I see there's nothing calculus-ish in the tags, so maybe a proof using calculus isn't allowed. If so then it's allowed here:

Lagrange multipliers. $$f=a_1x_1^2+a_2x_2^2$$, $$g=a_1x_1+a_2x_2$$, and we want $$\nabla f=\lambda\nabla g$$: \begin{align}2a_1x_1=\lambda a_1, \\2a_2x_2=\lambda a_2,\end{align}hence $$x_1=x_2$$, so $$x_1=\dots$$ and $$x_2=\dots$$.
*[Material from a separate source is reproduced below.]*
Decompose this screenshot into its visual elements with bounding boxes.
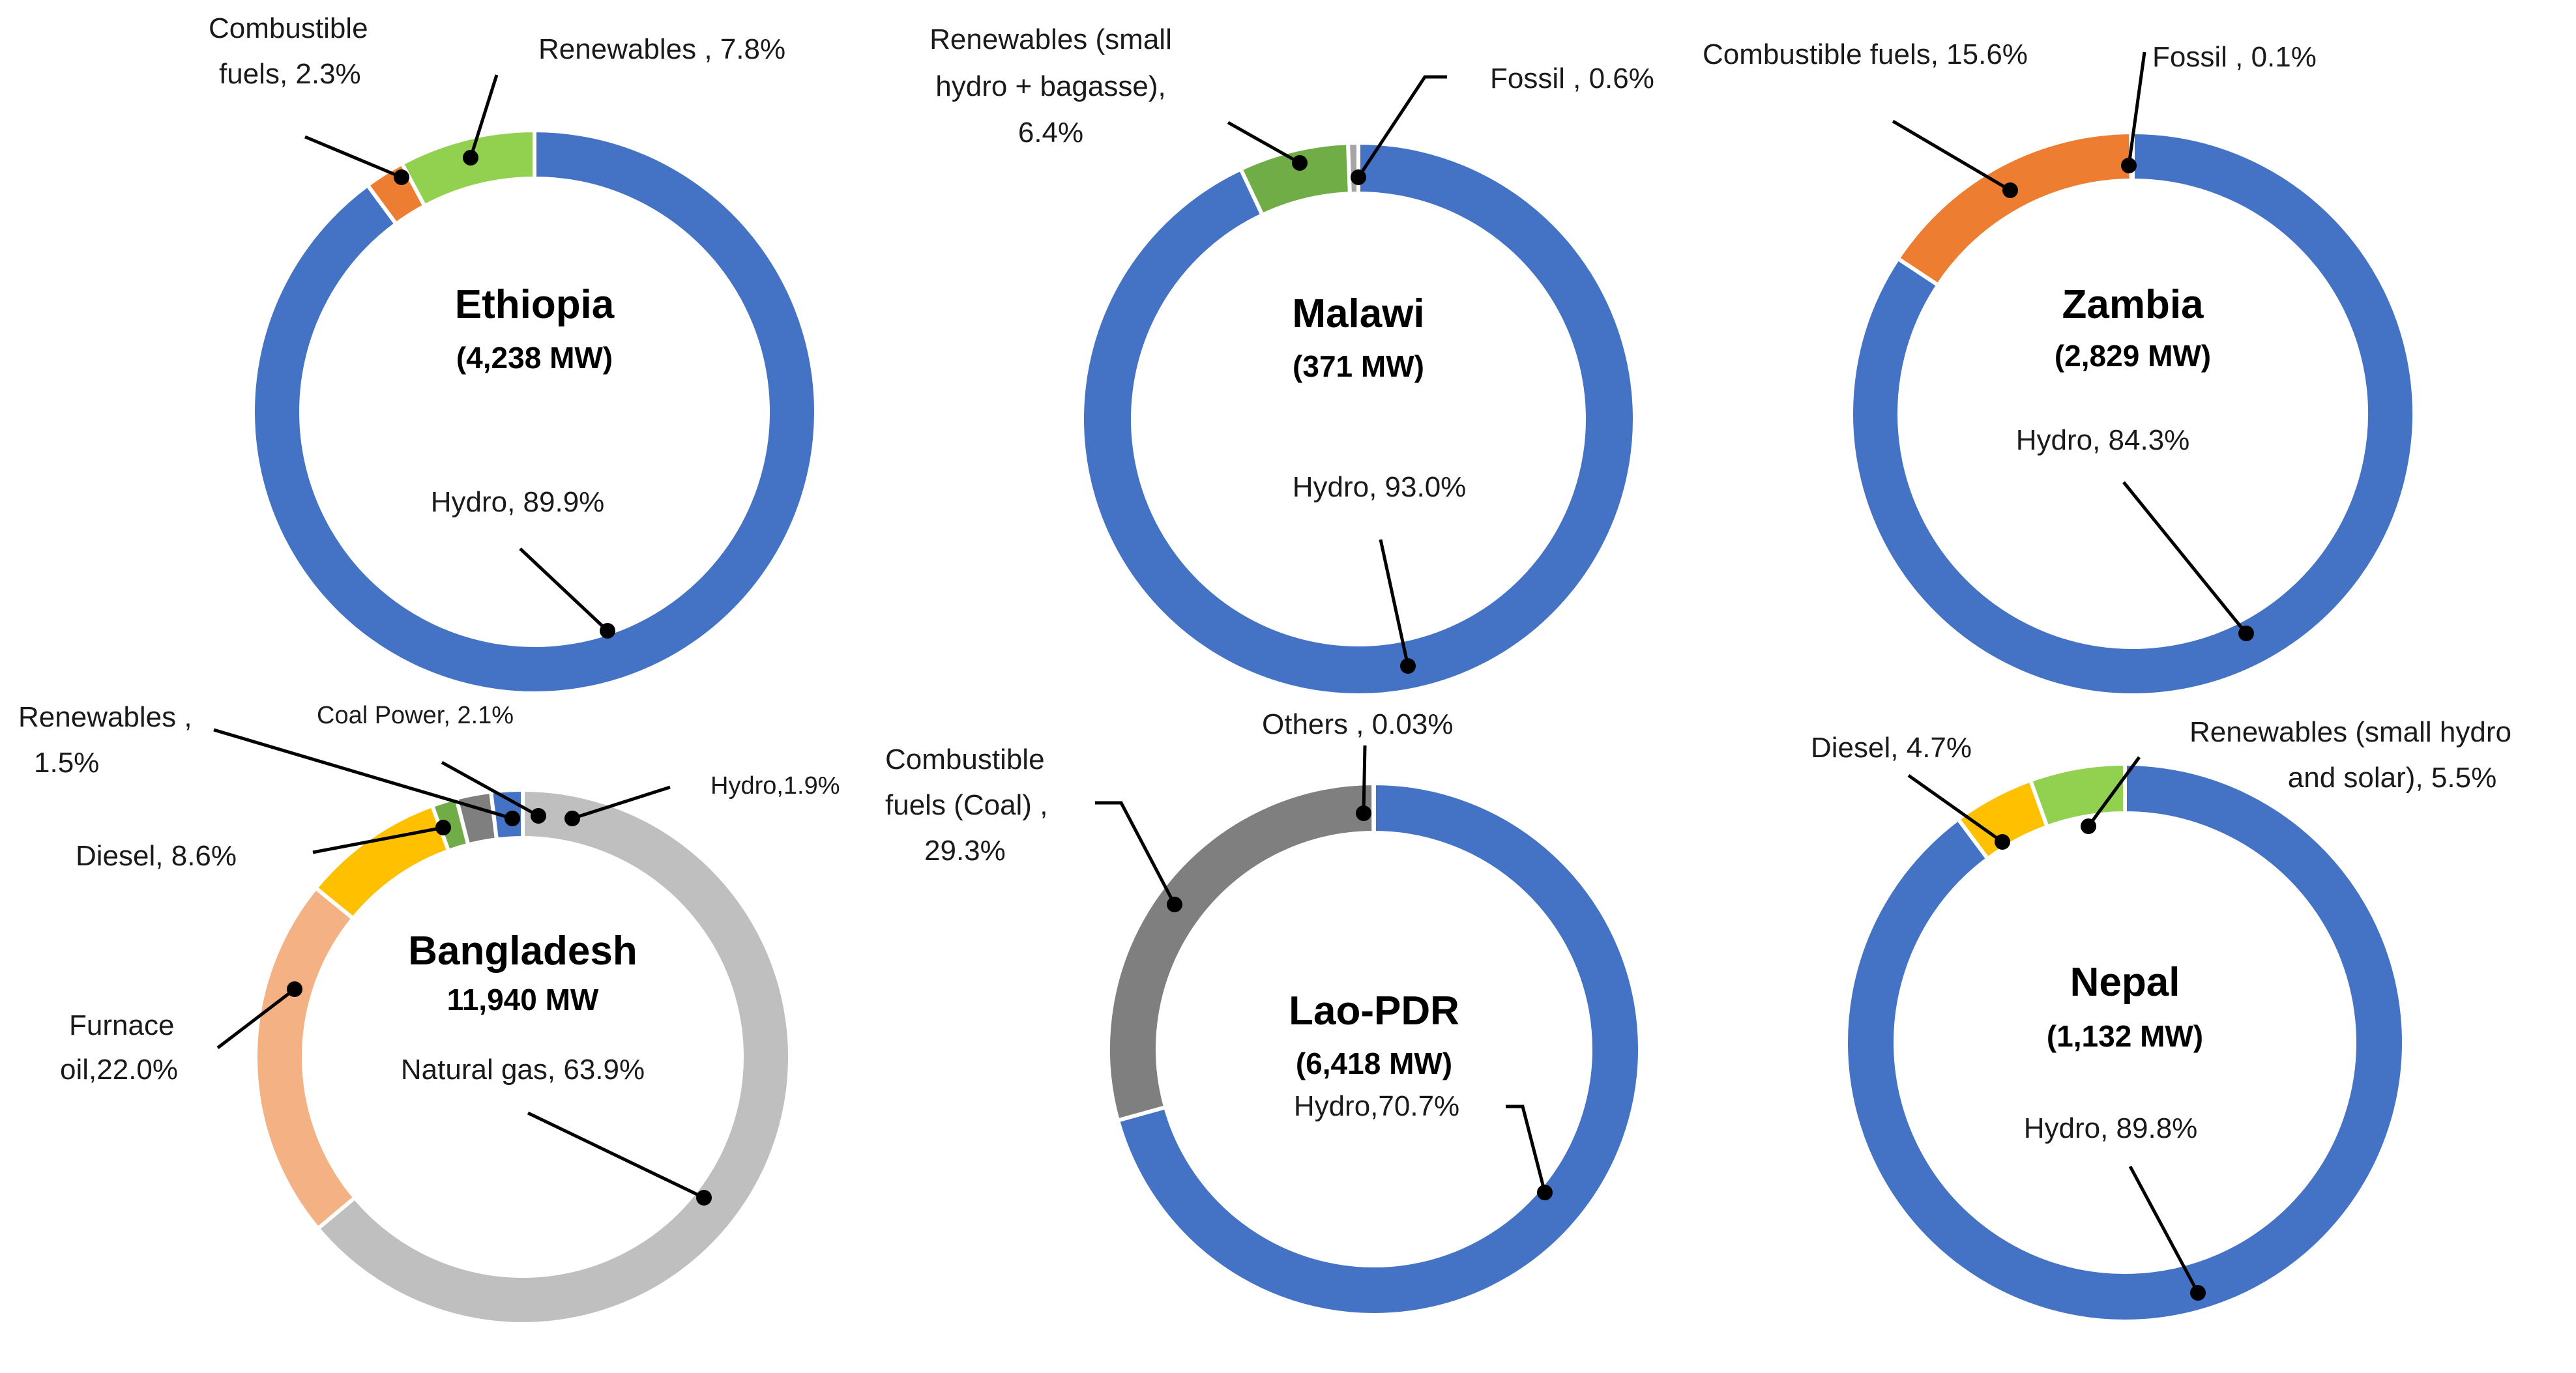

• why cannot we put $x^2 =a_1 x_1^2, y^2 =a_2 x_2^2$ and solve it like root mean square inequality (without generalization?) We get: $x^2 = y^2$ . $a_1 x_1^2 = a_2 x_2^2$ but not $x_1 = x_2$? May 5 at 20:52
• @BlueSkiesHighFlyer I didn't say you couldn't solve it that way. If you don't get this then I'm pretty sure your answer's wrong, because this is so simple... Oh: also this is the same as the other answer above. May 5 at 20:54
• So what is the mistake in these two lines? $a_1 x_1^2 = a_2 x_2^2$ but not $x_1 = x_2$? May 5 at 20:57
• @BlueSkiesHighFlyer I'm not going to worry about trying to find the error, sorry. May 5 at 21:02

Going along your lines, we can write \begin{align} &a_1a_2(x_1-x_2)^2\ge0\\ \iff&a_1a_2(x_1^2+x_2^2)\ge 2a_1a_2x_1x_2\\ \iff&a_1^2x_1^2+a_2^2x_2^2+a_1a_2(x_1^2+x_2^2)\ge a_1^2x_1^2+a_2^2x_2^2+2a_1x_1a_2x_2\\ \iff&(a_1x_1^2+a_2x_2^2)(a_1+a_2)\ge(a_1x_1+a_2x_2)^2\\ \iff&a_1x_1^2+a_2x_2^2\ge\frac{B^2}{a_1+a_2} \end{align} This is the required lower bound.